Noi, che rappresentiamo l’altra metà dell’elettorato – confuso, deluso, oramai trasfuso con ogni veleno – invece di presentare pochi e semplici obiettivi, chiediamo riflessioni sui massimi sistemi? E chi ci seguirà mai?
Ripeto, a rischio d’apparire malato “d’aristocrazia politica”: era rivolto ad una ristretta cerchia di persone od era erga omnes?
Come già ricordavo, se il messaggio era rivolto a “chiunque” non poteva sortire altro che una gazzarra senza senso – pensiamo alle mille, sfaccettate posizioni sull’11 Settembre – oppure una noia infinita.
Questo accade perché, a monte, è venuta meno la principale responsabilità dell’intellettuale: quella d’elaborare cultura.
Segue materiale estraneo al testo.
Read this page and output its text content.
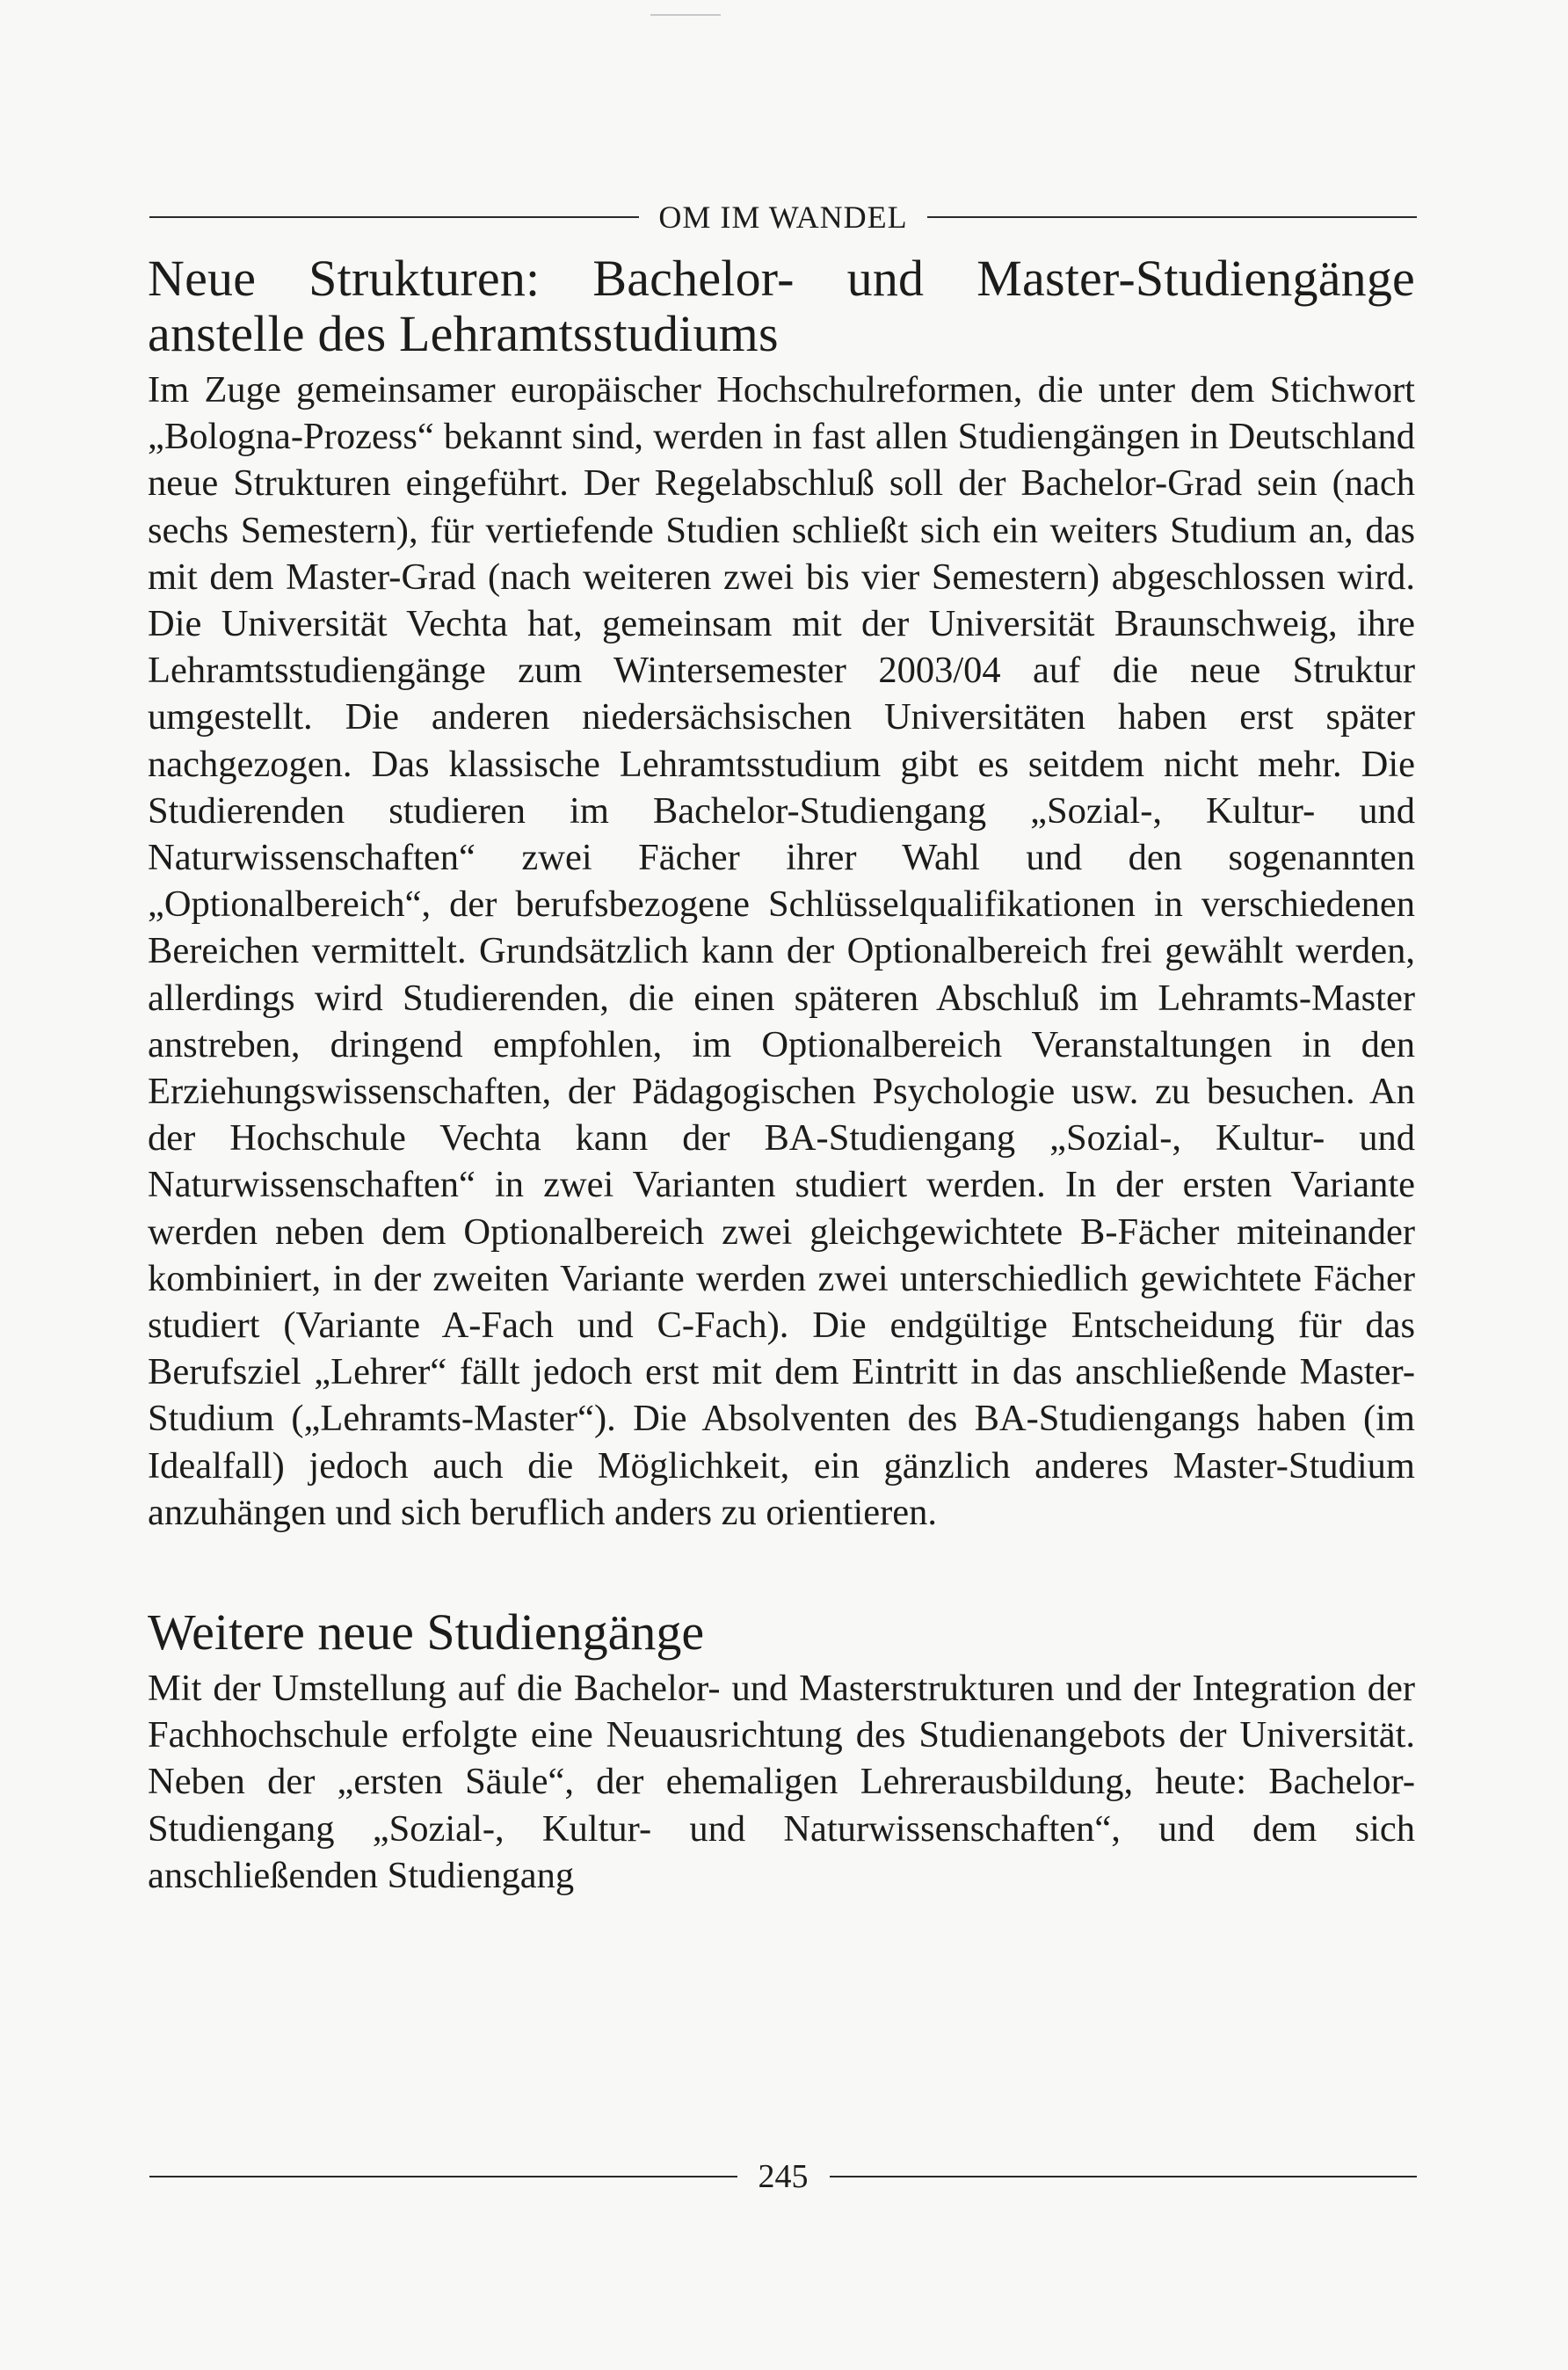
OM IM WANDEL
Neue Strukturen: Bachelor- und Master-Studiengänge anstelle des Lehramtsstudiums

Im Zuge gemeinsamer europäischer Hochschulreformen, die unter dem Stichwort „Bologna-Prozess“ bekannt sind, werden in fast allen Studiengängen in Deutschland neue Strukturen eingeführt. Der Regelabschluß soll der Bachelor-Grad sein (nach sechs Semestern), für vertiefende Studien schließt sich ein weiters Studium an, das mit dem Master-Grad (nach weiteren zwei bis vier Semestern) abgeschlossen wird. Die Universität Vechta hat, gemeinsam mit der Universität Braunschweig, ihre Lehramtsstudiengänge zum Wintersemester 2003/04 auf die neue Struktur umgestellt. Die anderen niedersächsischen Universitäten haben erst später nachgezogen. Das klassische Lehramtsstudium gibt es seitdem nicht mehr. Die Studierenden studieren im Bachelor-Studiengang „Sozial-, Kultur- und Naturwissenschaften“ zwei Fächer ihrer Wahl und den sogenannten „Optionalbereich“, der berufsbezogene Schlüsselqualifikationen in verschiedenen Bereichen vermittelt. Grundsätzlich kann der Optionalbereich frei gewählt werden, allerdings wird Studierenden, die einen späteren Abschluß im Lehramts-Master anstreben, dringend empfohlen, im Optionalbereich Veranstaltungen in den Erziehungswissenschaften, der Pädagogischen Psychologie usw. zu besuchen. An der Hochschule Vechta kann der BA-Studiengang „Sozial-, Kultur- und Naturwissenschaften“ in zwei Varianten studiert werden. In der ersten Variante werden neben dem Optionalbereich zwei gleichgewichtete B-Fächer miteinander kombiniert, in der zweiten Variante werden zwei unterschiedlich gewichtete Fächer studiert (Variante A-Fach und C-Fach). Die endgültige Entscheidung für das Berufsziel „Lehrer“ fällt jedoch erst mit dem Eintritt in das anschließende Master-Studium („Lehramts-Master“). Die Absolventen des BA-Studiengangs haben (im Idealfall) jedoch auch die Möglichkeit, ein gänzlich anderes Master-Studium anzuhängen und sich beruflich anders zu orientieren.

Weitere neue Studiengänge

Mit der Umstellung auf die Bachelor- und Masterstrukturen und der Integration der Fachhochschule erfolgte eine Neuausrichtung des Studienangebots der Universität. Neben der „ersten Säule“, der ehemaligen Lehrerausbildung, heute: Bachelor-Studiengang „Sozial-, Kultur- und Naturwissenschaften“, und dem sich anschließenden Studiengang

245
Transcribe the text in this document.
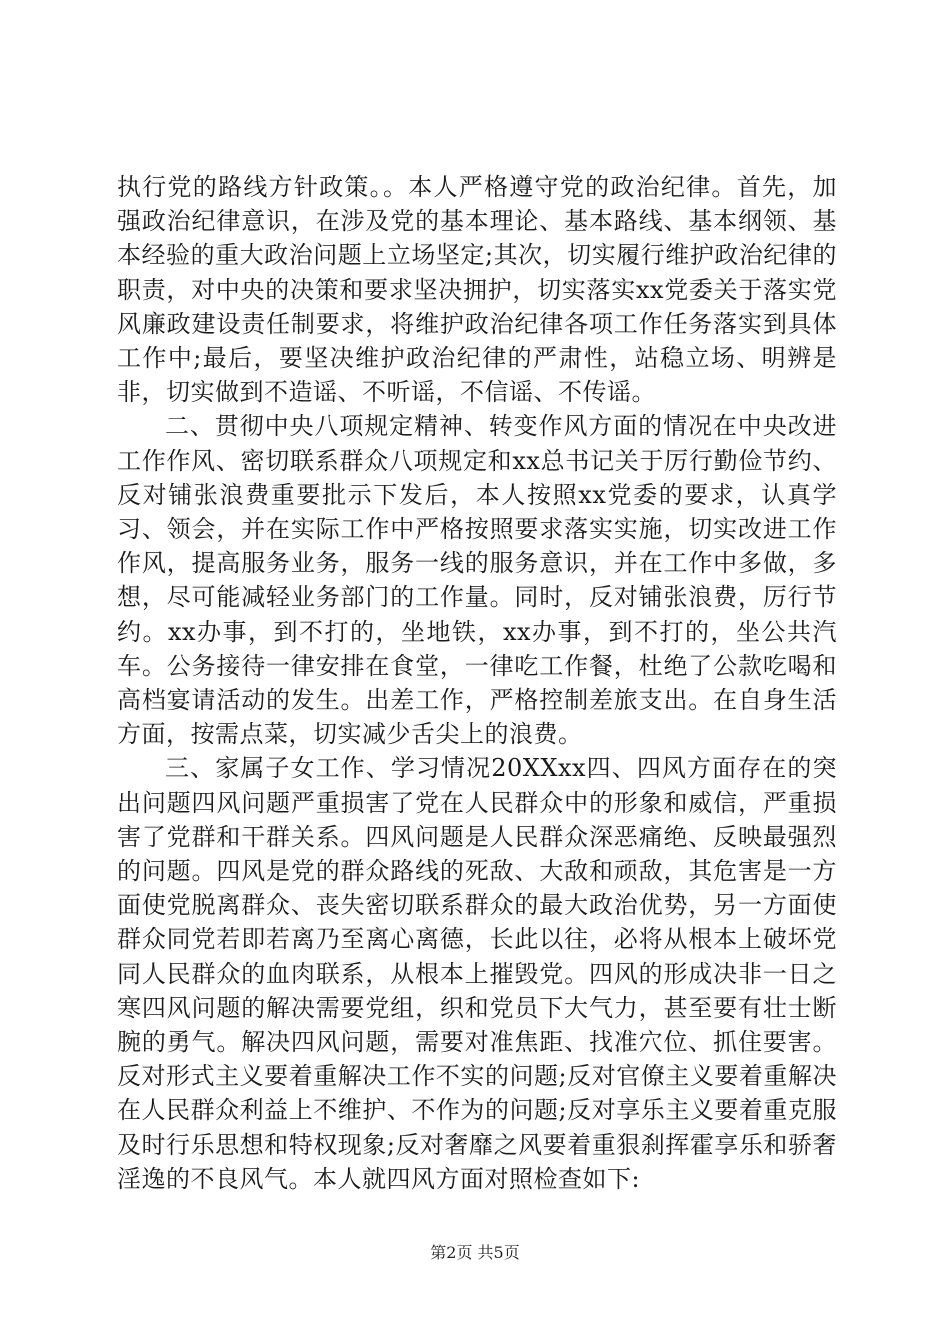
执行党的路线方针政策。。本人严格遵守党的政治纪律。首先，加强政治纪律意识，在涉及党的基本理论、基本路线、基本纲领、基本经验的重大政治问题上立场坚定;其次，切实履行维护政治纪律的职责，对中央的决策和要求坚决拥护，切实落实xx党委关于落实党风廉政建设责任制要求，将维护政治纪律各项工作任务落实到具体工作中;最后，要坚决维护政治纪律的严肃性，站稳立场、明辨是非，切实做到不造谣、不听谣，不信谣、不传谣。

二、贯彻中央八项规定精神、转变作风方面的情况在中央改进工作作风、密切联系群众八项规定和xx总书记关于厉行勤俭节约、反对铺张浪费重要批示下发后，本人按照xx党委的要求，认真学习、领会，并在实际工作中严格按照要求落实实施，切实改进工作作风，提高服务业务，服务一线的服务意识，并在工作中多做，多想，尽可能减轻业务部门的工作量。同时，反对铺张浪费，厉行节约。xx办事，到不打的，坐地铁，xx办事，到不打的，坐公共汽车。公务接待一律安排在食堂，一律吃工作餐，杜绝了公款吃喝和高档宴请活动的发生。出差工作，严格控制差旅支出。在自身生活方面，按需点菜，切实减少舌尖上的浪费。

三、家属子女工作、学习情况20XXxx四、四风方面存在的突出问题四风问题严重损害了党在人民群众中的形象和威信，严重损害了党群和干群关系。四风问题是人民群众深恶痛绝、反映最强烈的问题。四风是党的群众路线的死敌、大敌和顽敌，其危害是一方面使党脱离群众、丧失密切联系群众的最大政治优势，另一方面使群众同党若即若离乃至离心离德，长此以往，必将从根本上破坏党同人民群众的血肉联系，从根本上摧毁党。四风的形成决非一日之寒四风问题的解决需要党组，织和党员下大气力，甚至要有壮士断腕的勇气。解决四风问题，需要对准焦距、找准穴位、抓住要害。反对形式主义要着重解决工作不实的问题;反对官僚主义要着重解决在人民群众利益上不维护、不作为的问题;反对享乐主义要着重克服及时行乐思想和特权现象;反对奢靡之风要着重狠刹挥霍享乐和骄奢淫逸的不良风气。本人就四风方面对照检查如下:

第2页 共5页
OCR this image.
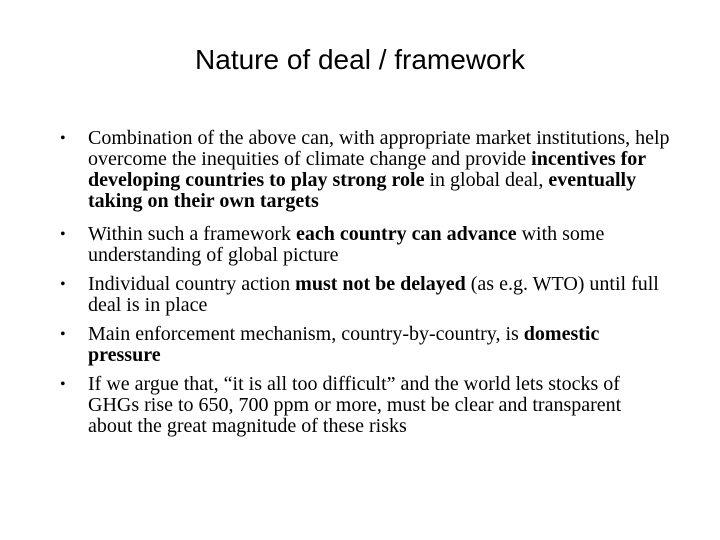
Nature of deal / framework
•	Combination of the above can, with appropriate market institutions, help overcome the inequities of climate change and provide incentives for developing countries to play strong role in global deal, eventually taking on their own targets
•	Within such a framework each country can advance with some understanding of global picture
•	Individual country action must not be delayed (as e.g. WTO) until full deal is in place
•	Main enforcement mechanism, country-by-country, is domestic pressure
•	If we argue that, “it is all too difficult” and the world lets stocks of GHGs rise to 650, 700 ppm or more, must be clear and transparent about the great magnitude of these risks
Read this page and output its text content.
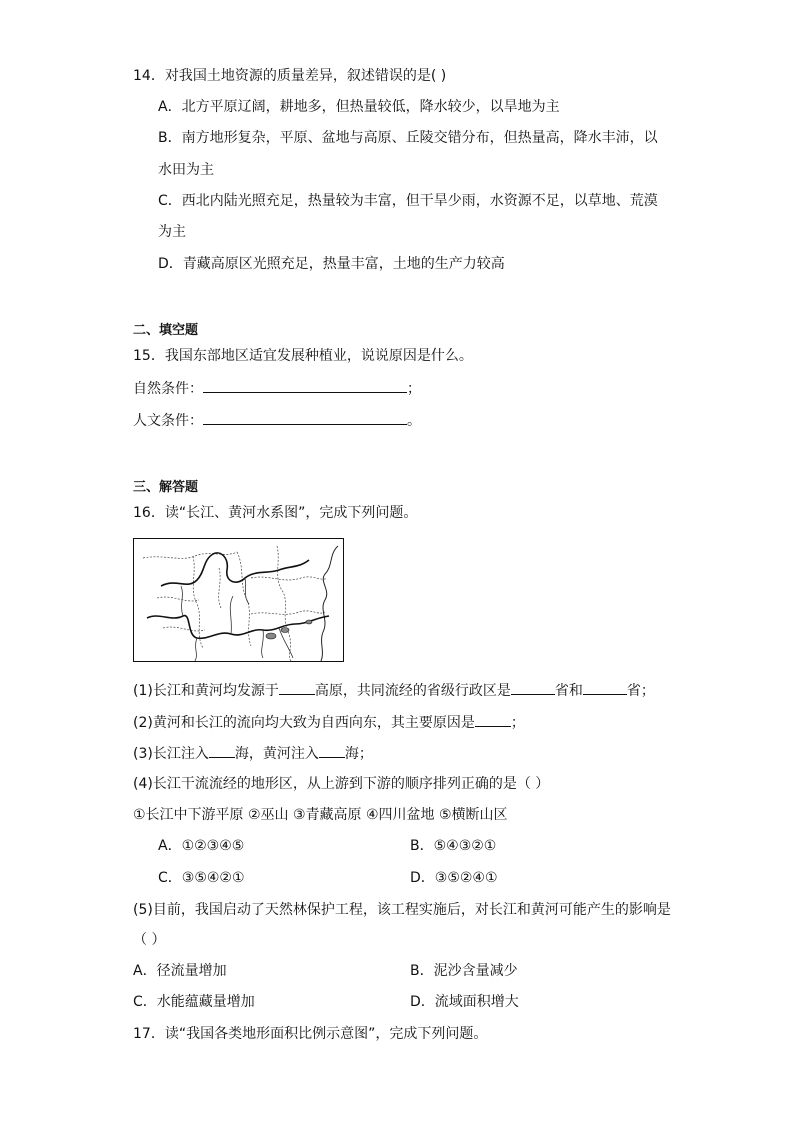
14．对我国土地资源的质量差异，叙述错误的是( )
A．北方平原辽阔，耕地多，但热量较低，降水较少，以旱地为主
B．南方地形复杂，平原、盆地与高原、丘陵交错分布，但热量高，降水丰沛，以
水田为主
C．西北内陆光照充足，热量较为丰富，但干旱少雨，水资源不足，以草地、荒漠
为主
D．青藏高原区光照充足，热量丰富，土地的生产力较高
二、填空题
15．我国东部地区适宜发展种植业，说说原因是什么。
自然条件：	；
人文条件：	。
三、解答题
16．读“长江、黄河水系图”，完成下列问题。
(1)长江和黄河均发源于	高原，共同流经的省级行政区是	省和	省；
(2)黄河和长江的流向均大致为自西向东，其主要原因是	；
(3)长江注入 海，黄河注入 海；
(4)长江干流流经的地形区，从上游到下游的顺序排列正确的是（ ）
①长江中下游平原 ②巫山 ③青藏高原 ④四川盆地 ⑤横断山区
A．①②③④⑤	B．⑤④③②①
C．③⑤④②①	D．③⑤②④①
(5)目前，我国启动了天然林保护工程，该工程实施后，对长江和黄河可能产生的影响是
（ ）
A．径流量增加	B．泥沙含量减少
C．水能蕴藏量增加	D．流域面积增大
17．读“我国各类地形面积比例示意图”，完成下列问题。
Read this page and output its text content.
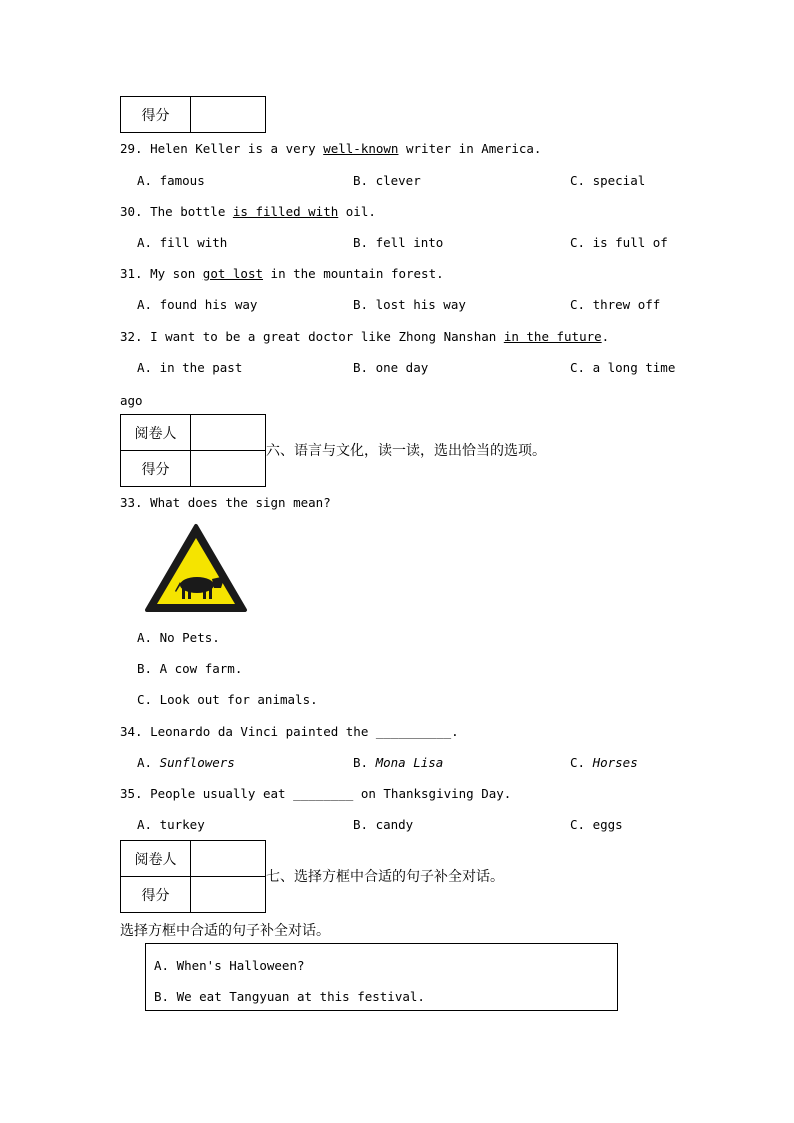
得分	
29. Helen Keller is a very well-known writer in America.
A. famous	B. clever	C. special
30. The bottle is filled with oil.
A. fill with	B. fell into	C. is full of
31. My son got lost in the mountain forest.
A. found his way	B. lost his way	C. threw off
32. I want to be a great doctor like Zhong Nanshan in the future.
A. in the past	B. one day	C. a long time
ago
阅卷人	
得分	
六、语言与文化，读一读，选出恰当的选项。
33. What does the sign mean?
A. No Pets.
B. A cow farm.
C. Look out for animals.
34. Leonardo da Vinci painted the __________.
A. Sunflowers	B. Mona Lisa	C. Horses
35. People usually eat ________ on Thanksgiving Day.
A. turkey	B. candy	C. eggs
阅卷人	
得分	
七、选择方框中合适的句子补全对话。
选择方框中合适的句子补全对话。
A. When's Halloween?
B. We eat Tangyuan at this festival.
Se non si è in grado di presentare una proposta politica coerente, cosa si presenta/chiede alla gente? Non vorremo mica sostenere che sia il Web a riuscirci?!? Sfaccettato, condizionato, svagato, preda dei mille troll e debunker che postano, con nick fantasiosi, dalle segreterie dei partiti al potere?
Gli italiani che non si fanno prendere all’amo di Don Camillo, chiedono qualcosa di più ed è giusto che lo pretendano quando ci si presenta con una prospettiva mica da poco – “uscire dalla Rete” – per ritrovarsi, ovviamente, sul territorio. Ci rendiamo conto di quale responsabilità ci si carica sulle spalle?

Contingenze e furbizie della Casta

Anni fa, ad un incontro promosso da Elio Veltri, gli chiesi come potesse girare l’Italia in quel modo…insomma, non costava mica poco…
Mi rispose che lo poteva fare soltanto perché aveva ancora diritto alla tessera ferroviaria gratuita, retaggio di quand’era parlamentare.
Noi, per spostarci a Bologna, dobbiamo cercare altri per dividere i costi del viaggio, anche perché il treno mica è più economico come un tempo: oggi, spostarsi, costa parecchio. E gli stipendi sono più bassi ed incerti.
La classe politica lo sa benissimo: per questa ragione concede ogni benefit per i viaggi ai suoi accoliti – mentre nega qualsiasi contributo ad altri – perché in quel modo sa benissimo d’inchiodare la gente a casa. Sfogati sulla tastiera.
Lo stesso principio viene applicato all’editoria: se il tuo “agire” ed i tuoi contenuti possono essere accettati dalla Casta – meglio se la sorreggono – allora avrai diritto ai contributi, altrimenti nulla.
Senza contributi per viaggiare – e poi alloggiare, nutrirsi, ecc – e nemmeno una minima copertura dei costi per eventuali pubblicazioni, tutto finisce per diventare puro volontariato, ma un volontariato che richiede energie e si “prende” una parte delle nostre vite.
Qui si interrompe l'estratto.